Missionary-run radio station broadcasted hope during supertyphoon
Following the many reports of destruction from Supertyphoon Maysak also comes the story of one radio station that remained a guiding light throughout the storm.
Andrea, Alicia, and Matthew Colson are a family of missionaries that have lived in Chuuk for almost two decades. "We have a radio station as well as churches in the different villages and our station is actually the only Chuukese FM radio station there," explained Andrea. "And we reach many of the islands in and outside of the lagoon."
It was this small radio station that served as a beacon of light throughout the storm, with Matthew saying, "We started making announcements on our radio station telling people there is a storm coming, we weren't really sure yet, the updates were kind of hit or miss." By Saturday, it was confirmed the storm was coming. "We started announcing, we know it's Palm Sunday, but you should probably stay home, there's going to be some really bad weather probably around 9 o'clock - just find somewhere to hide, and we just kind of did some announcements like that," he recalled.
When Maysak hit the family said it was more powerful than anyone expected, with sustained winds of 95 miles per hour, and gusts of up to 160 MPH. Matthew continued, "Then came the eye, which basically everything kind of calmed down, and unfortunately, some people thought it was over. They didn't realize that it was just the center, and I realized that because people started driving up asking, 'How were you during the storm?', and I said, 'Well, it's not over yet!'"
So they went back on the air, telling people to hide and find shelter. "We were just praying that our tower would stand, there were two old radio towers that were in our village and they both fell, but our 100-foot freestanding aluminum tower stayed," he said.
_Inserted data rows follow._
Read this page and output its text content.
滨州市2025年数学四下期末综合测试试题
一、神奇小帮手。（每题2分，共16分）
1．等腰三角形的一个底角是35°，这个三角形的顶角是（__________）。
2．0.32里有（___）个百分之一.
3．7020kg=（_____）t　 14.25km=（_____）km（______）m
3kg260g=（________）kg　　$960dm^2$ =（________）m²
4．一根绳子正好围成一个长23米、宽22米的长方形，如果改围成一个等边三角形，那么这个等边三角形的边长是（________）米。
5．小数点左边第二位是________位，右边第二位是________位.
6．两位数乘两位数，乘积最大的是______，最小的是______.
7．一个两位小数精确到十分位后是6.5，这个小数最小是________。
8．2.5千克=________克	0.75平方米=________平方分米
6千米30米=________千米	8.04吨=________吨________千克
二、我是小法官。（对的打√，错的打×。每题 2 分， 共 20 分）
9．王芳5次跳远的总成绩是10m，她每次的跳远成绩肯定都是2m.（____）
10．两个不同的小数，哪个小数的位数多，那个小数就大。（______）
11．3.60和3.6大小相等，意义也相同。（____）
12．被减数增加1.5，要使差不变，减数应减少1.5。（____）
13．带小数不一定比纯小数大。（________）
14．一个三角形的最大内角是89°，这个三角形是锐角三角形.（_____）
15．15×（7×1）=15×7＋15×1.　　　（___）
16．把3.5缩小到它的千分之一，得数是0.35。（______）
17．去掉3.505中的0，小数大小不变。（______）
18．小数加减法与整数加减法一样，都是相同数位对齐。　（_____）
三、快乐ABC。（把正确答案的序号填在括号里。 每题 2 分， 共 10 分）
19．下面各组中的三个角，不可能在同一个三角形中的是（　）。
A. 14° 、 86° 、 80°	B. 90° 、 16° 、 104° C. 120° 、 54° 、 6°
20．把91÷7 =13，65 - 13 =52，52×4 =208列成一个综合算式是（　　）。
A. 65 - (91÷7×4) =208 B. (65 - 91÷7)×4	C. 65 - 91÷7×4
Without the other towers, most communication was down in Chuuk, causing concerned family members from around the world to reach out to Andrea via Facebook. "I was getting messages from the mainland, Guam, Hawaii, saying, 'I'm trying to call my family and they're not answering the phone and I'm not sure if they're even alive', and so some of the people I knew and I was able to say, 'They're fine!'," she said.
For people she didn't know, she would take their names and announce it via radio, so they knew their family was concerned about them. The Colson family hopes this is a role they can continue to play with the plan to bring the station online in the next few months. This would continue to allow people from around the world to hear what is going on in Chuuk, and better communicate with their loved ones on the islands.